Percutaneous pulmonary Melody® valve implantation in small conduits.Arch Cardiovasc Dis. 2017 Oct; 110(10):517-524.AC
The Melody® pulmonary valve has received approval for the treatment of dysfunctional right ventricular (RV) outflow tract conduits ≥16mm.
To investigate technical and clinical outcomes in patients who underwent percutaneous pulmonary valve implantation (PPVI) in conduits ≤16mm.
Eleven patients were enrolled retrospectively between 2000 and 2015 in a cardiac referral centre.
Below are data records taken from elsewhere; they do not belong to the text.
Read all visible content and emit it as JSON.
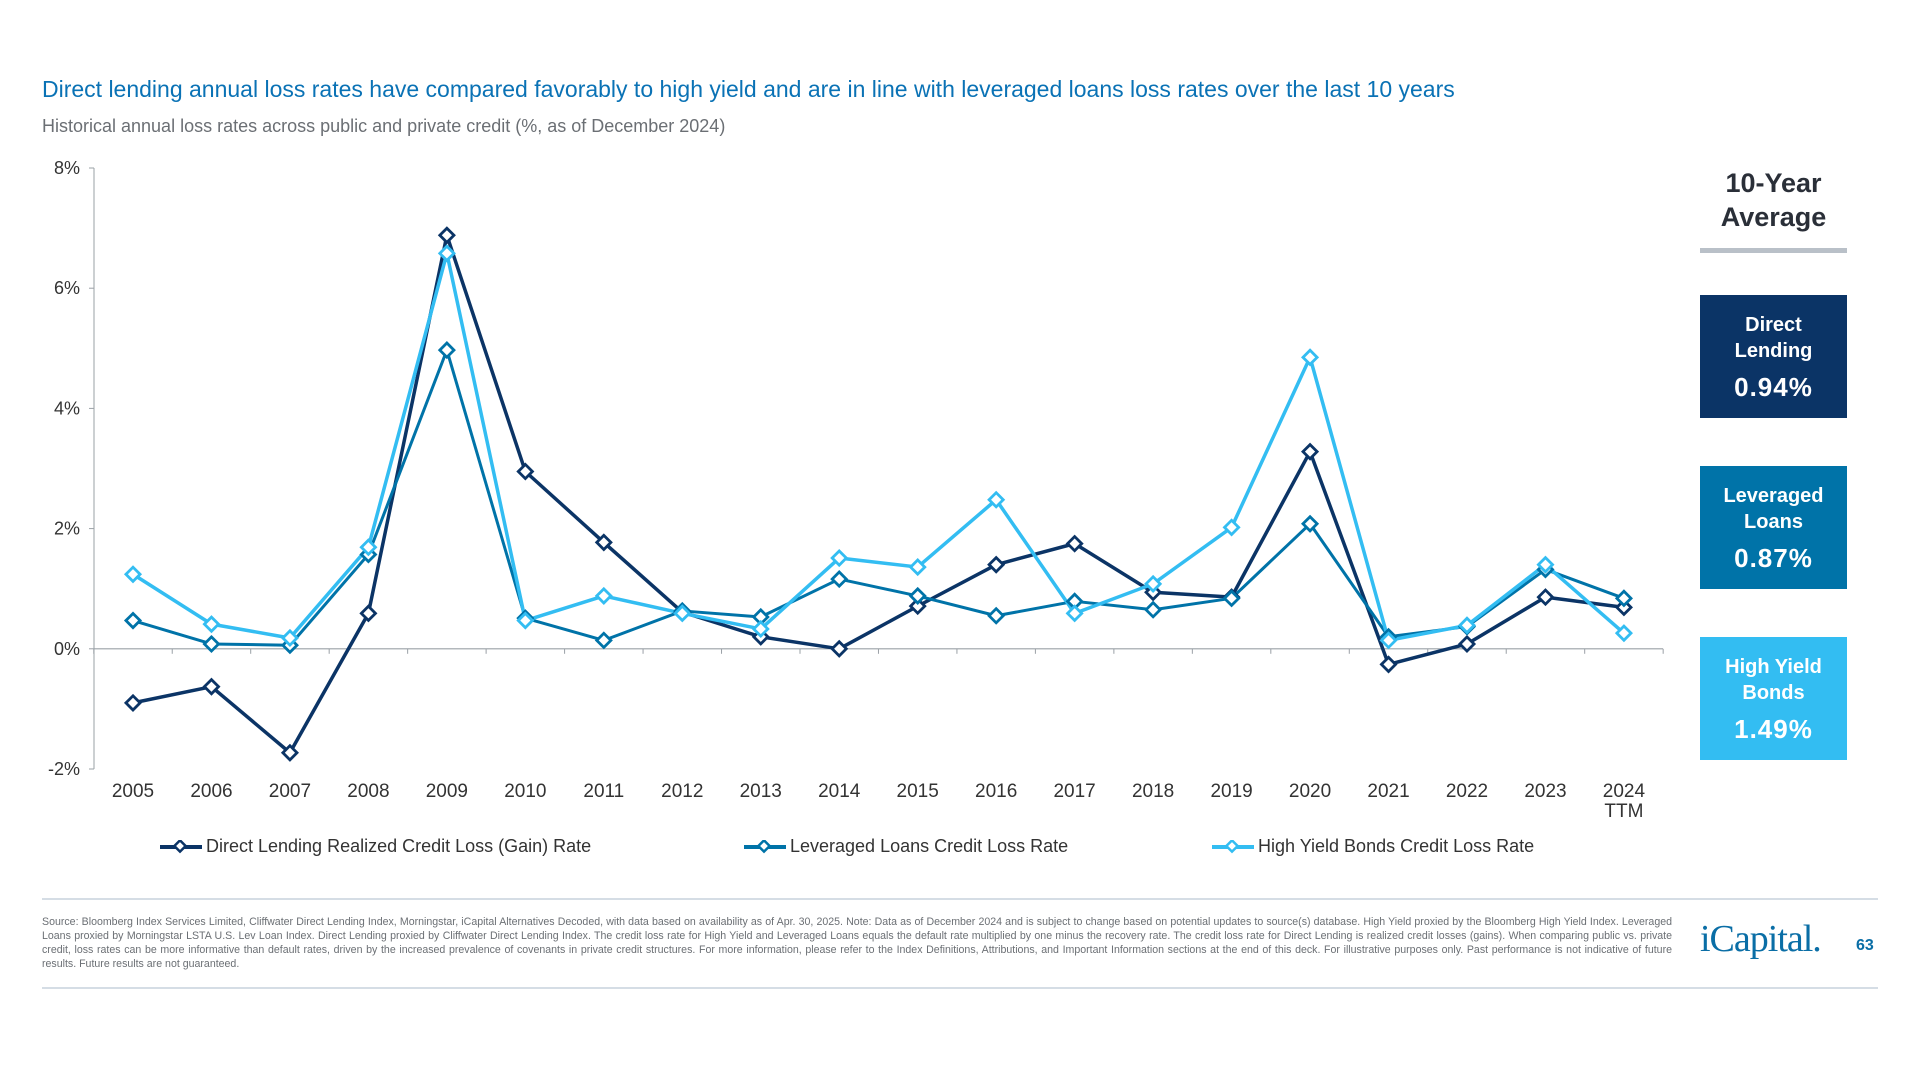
{
  "header": {
    "title": "Direct lending annual loss rates have compared favorably to high yield and are in line with leveraged loans loss rates over the last 10 years",
    "subtitle": "Historical annual loss rates across public and private credit (%, as of December 2024)"
  },
  "chart_data": {
    "type": "line",
    "title": "",
    "xlabel": "",
    "ylabel": "",
    "categories": [
      "2005",
      "2006",
      "2007",
      "2008",
      "2009",
      "2010",
      "2011",
      "2012",
      "2013",
      "2014",
      "2015",
      "2016",
      "2017",
      "2018",
      "2019",
      "2020",
      "2021",
      "2022",
      "2023",
      "2024\nTTM"
    ],
    "category_labels": [
      [
        "2005"
      ],
      [
        "2006"
      ],
      [
        "2007"
      ],
      [
        "2008"
      ],
      [
        "2009"
      ],
      [
        "2010"
      ],
      [
        "2011"
      ],
      [
        "2012"
      ],
      [
        "2013"
      ],
      [
        "2014"
      ],
      [
        "2015"
      ],
      [
        "2016"
      ],
      [
        "2017"
      ],
      [
        "2018"
      ],
      [
        "2019"
      ],
      [
        "2020"
      ],
      [
        "2021"
      ],
      [
        "2022"
      ],
      [
        "2023"
      ],
      [
        "2024",
        "TTM"
      ]
    ],
    "ylim": [
      -2,
      8
    ],
    "yticks": [
      -2,
      0,
      2,
      4,
      6,
      8
    ],
    "ytick_labels": [
      "-2%",
      "0%",
      "2%",
      "4%",
      "6%",
      "8%"
    ],
    "grid": false,
    "legend_position": "bottom",
    "marker": "diamond",
    "series": [
      {
        "name": "Direct Lending Realized Credit Loss (Gain) Rate",
        "color": "#0b3466",
        "values": [
          -0.9,
          -0.63,
          -1.73,
          0.59,
          6.88,
          2.95,
          1.77,
          0.61,
          0.2,
          0.0,
          0.71,
          1.4,
          1.75,
          0.94,
          0.86,
          3.28,
          -0.26,
          0.08,
          0.86,
          0.69
        ]
      },
      {
        "name": "Leveraged Loans Credit Loss Rate",
        "color": "#0073a8",
        "values": [
          0.47,
          0.08,
          0.06,
          1.57,
          4.97,
          0.51,
          0.14,
          0.63,
          0.53,
          1.16,
          0.88,
          0.55,
          0.79,
          0.65,
          0.84,
          2.08,
          0.2,
          0.37,
          1.32,
          0.84
        ]
      },
      {
        "name": "High Yield Bonds Credit Loss Rate",
        "color": "#33bdf2",
        "values": [
          1.24,
          0.41,
          0.18,
          1.69,
          6.58,
          0.47,
          0.88,
          0.59,
          0.33,
          1.51,
          1.36,
          2.48,
          0.59,
          1.08,
          2.02,
          4.85,
          0.14,
          0.39,
          1.4,
          0.26
        ]
      }
    ]
  },
  "averages": {
    "heading_line1": "10-Year",
    "heading_line2": "Average",
    "items": [
      {
        "label_line1": "Direct",
        "label_line2": "Lending",
        "value": "0.94%",
        "color": "#0b3466"
      },
      {
        "label_line1": "Leveraged",
        "label_line2": "Loans",
        "value": "0.87%",
        "color": "#0073a8"
      },
      {
        "label_line1": "High Yield",
        "label_line2": "Bonds",
        "value": "1.49%",
        "color": "#33bdf2"
      }
    ]
  },
  "footer": {
    "source": "Source: Bloomberg Index Services Limited, Cliffwater Direct Lending Index, Morningstar, iCapital Alternatives Decoded, with data based on availability as of Apr. 30, 2025. Note: Data as of December 2024 and is subject to change based on potential updates to source(s) database. High Yield proxied by the Bloomberg High Yield Index. Leveraged Loans proxied by Morningstar LSTA U.S. Lev Loan Index. Direct Lending proxied by Cliffwater Direct Lending Index. The credit loss rate for High Yield and Leveraged Loans equals the default rate multiplied by one minus the recovery rate. The credit loss rate for Direct Lending is realized credit losses (gains). When comparing public vs. private credit, loss rates can be more informative than default rates, driven by the increased prevalence of covenants in private credit structures. For more information, please refer to the Index Definitions, Attributions, and Important Information sections at the end of this deck. For illustrative purposes only. Past performance is not indicative of future results. Future results are not guaranteed.",
    "logo": "iCapital.",
    "page_number": "63"
  }
}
The PPVI indications were obstruction (n=5); regurgitation (n=1); and mixed lesions (n=5). Pre-stenting was performed during the procedure in seven cases. Three of the remaining four patients had previous stent implantation. The mean maximal dilatation balloon diameter/surgical initial diameter ratio was 1.3. Procedural haemodynamics showed a decrease in peak RV to pulmonary artery gradient (mmHg) from 50 (14-86) to 11 (5-23) (P<0.001), in RV systolic pressure (mmHg) from 69 (35-110) to 40 (25-50) (P=0.006) and in RV/aortic systolic pressure ratio from 0.8 (0.4-1.0) to 0.4 (0.3-0.6) (P=0.004). Acute device-related complications occurred in four patients (36.4%): two confined conduit tears managed with placement of a covered stent; and two vascular access complications. Mean follow-up after PPVI was 3.9 years (41 days to 6.7 years). At last follow-up, one patient had undergone surgical conduit replacement for recurrent conduit stenosis, one had percutaneous pulmonary valve dilatation and two had developed bacterial endocarditis and undergone surgical conduit replacement. Freedom from valve dysfunction at 1, 2 and 3 years was 91%, 91% and 82%, respectively.
PPVI is feasible in small conduits ≤ 16mm with good procedural and early haemodynamic results, postponing the need for surgery. These results are not sustainable over time. Larger studies are needed to determine if bare-metal stent implantation as a bridge to surgical replacement provides the same results in this specific population.